Coastal Erosion Threatens Goa's Idyllic Beaches

by VR Sreeraman on Aug 30 2009 11:36 AM

India's resort state of Goa has been hit by several setbacks in the last 18 months, including high-profile crime and the knock-on effects of Islamist extremist attacks up the coast in Mumbai.

But with each holiday season, a greater threat to the tourist trade emerges, coastal erosion that is leading to fears that some of the former Portuguese colony's famous white sandy beaches could disappear for good.

The Goa assembly heard last month that more than 10 percent of the 105-kilometre (65-mile) coastline was falling into the sea, including the beach next to the state governor's official Raj Bhavan residency.

"A total of 21 stretches are affected. They cover 11.22 kilometres of coastal area," Goa's minister for water resources Filipe Neri Rodrigues told the state parliament.

Two major stretches of beach, Colva, in south Goa, and Coco Beach, in the north, are being reinforced with flexible barriers called "geotubes" which stop land being undercut by erosion, Rodrigues said.

Other beaches where work is required include Calangute, Baga, Sinquerim, Candolim and Palolem, which attract many of the 2.4 million tourists from India and abroad who flock to Goa every year.

"The sea erosion over the years has intensified to a very large extent, resulting in a very huge threat not only to the coastline but also to human lives," Rodrigues' department said on its website.

For Goa's many shoreline tourist bars, the situation could wreck already insecure livelihoods.

Last tourist season, business dipped sharply after the widely-publicised rape and unsolved death of a 15-year-old British girl in February 2008.

The investigation into the death of Scarlett Keeling, whose battered body was found on a beach, exposed the dark underbelly of traditionally laid-back Goa and led to a police crackdown on drink and drug-fuelled excess.

Many tourists also stayed away after militants killed 166 people in Mumbai in November last year, while restrictions were placed on Goa's annual Christmas and New Year beach parties on security grounds.

"If we lose the beaches to soil erosion, tourism will naturally be affected," said Cruz Cardoso, a local entrepreneur who heads the Goa Shack Owners Association.

Flooding due to coastal erosion had already affected trade at some beaches, he added.

The state tourist authority has expressed concern and said it is working with scientists to shore up beaches so they are not lost to the Arabian Sea.

"We're taking it very seriously because we understand how important beaches are to us," Lyndon Monteiro, vice-chairman of the Goa Tourism Development Corporation, told AFP.

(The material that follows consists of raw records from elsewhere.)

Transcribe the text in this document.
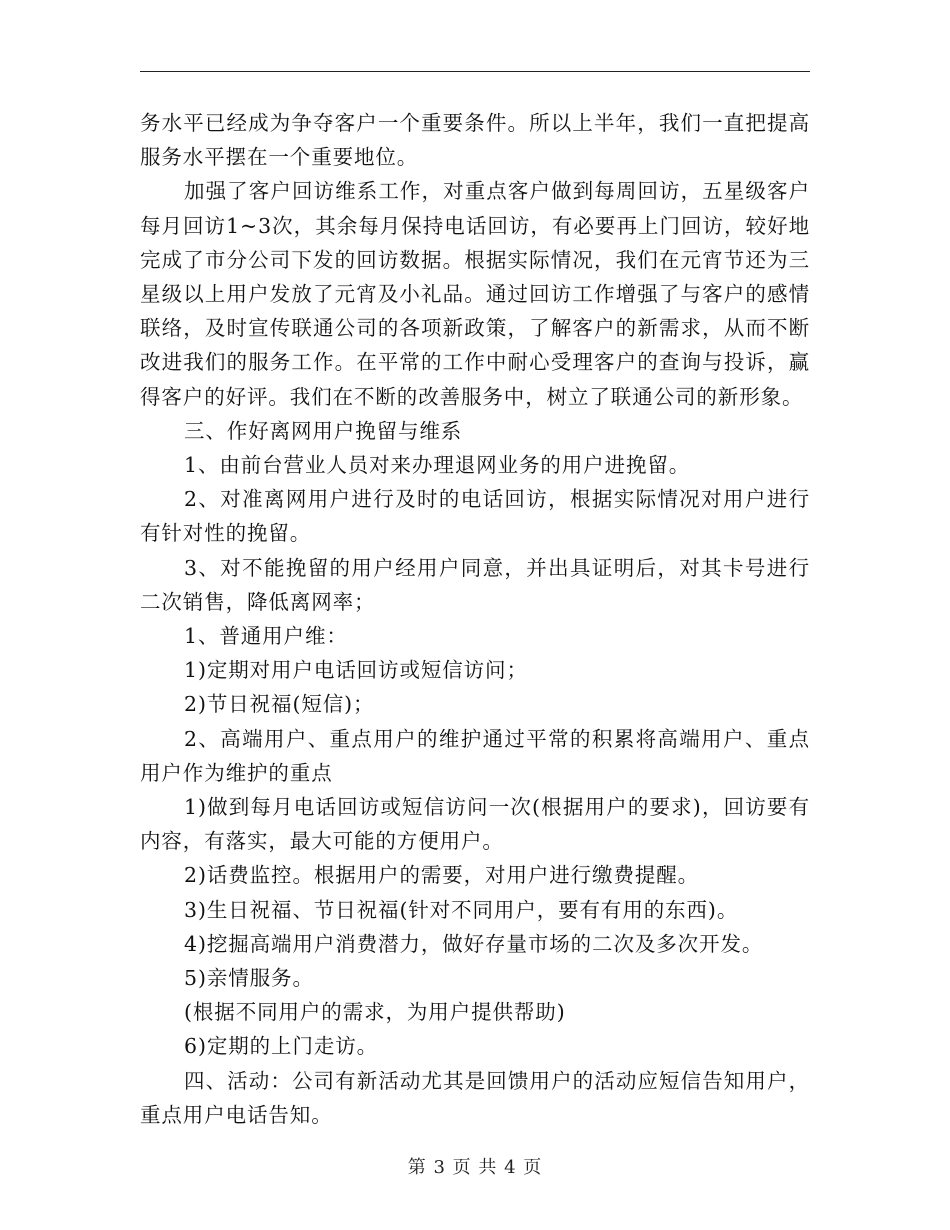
务水平已经成为争夺客户一个重要条件。所以上半年，我们一直把提高服务水平摆在一个重要地位。

加强了客户回访维系工作，对重点客户做到每周回访，五星级客户每月回访1~3次，其余每月保持电话回访，有必要再上门回访，较好地完成了市分公司下发的回访数据。根据实际情况，我们在元宵节还为三星级以上用户发放了元宵及小礼品。通过回访工作增强了与客户的感情联络，及时宣传联通公司的各项新政策，了解客户的新需求，从而不断改进我们的服务工作。在平常的工作中耐心受理客户的查询与投诉，赢得客户的好评。我们在不断的改善服务中，树立了联通公司的新形象。

三、作好离网用户挽留与维系

1、由前台营业人员对来办理退网业务的用户进挽留。

2、对准离网用户进行及时的电话回访，根据实际情况对用户进行有针对性的挽留。

3、对不能挽留的用户经用户同意，并出具证明后，对其卡号进行二次销售，降低离网率；

1、普通用户维：

1)定期对用户电话回访或短信访问；

2)节日祝福(短信)；

2、高端用户、重点用户的维护通过平常的积累将高端用户、重点用户作为维护的重点

1)做到每月电话回访或短信访问一次(根据用户的要求)，回访要有内容，有落实，最大可能的方便用户。

2)话费监控。根据用户的需要，对用户进行缴费提醒。

3)生日祝福、节日祝福(针对不同用户，要有有用的东西)。

4)挖掘高端用户消费潜力，做好存量市场的二次及多次开发。

5)亲情服务。

(根据不同用户的需求，为用户提供帮助)

6)定期的上门走访。

四、活动：公司有新活动尤其是回馈用户的活动应短信告知用户，重点用户电话告知。

第 3 页 共 4 页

"We're doing whatever is required to see that our beaches are protected from nature's fury... We're confident we can address this issue and people are aware. They know that we must act fast and in the right manner."

Goa's predicament is faced by many coastal areas around the world, as global warming affects sea levels, the intensity of storms and ocean currents.

Monteiro also accepted that haphazard and unauthorised development since tourism took off in Goa from the days of the hippie trail in the late 1960s and early 1970s has added to its woes.

Environmental scientists have said the destruction of mangroves and salt pans, plus sand mining and construction for tourism have exacerbated problems.

The UN's Intergovernmental Panel on Climate Change has warned that coastal erosion could displace millions and many idyllic destinations, like the Maldives in the Indian Ocean, could be wiped off the tourist map.

In India, about 1,500 kilometres or 26 percent of the mainland coastline faces "serious erosion" and is "actively retreating", according to the Asian Development Bank.

The Manila-based organisation is currently providing technical assistance for a 1.2-million-dollar sustainable coastal protection and management project of shorelines in three states along India's west coast, including Goa.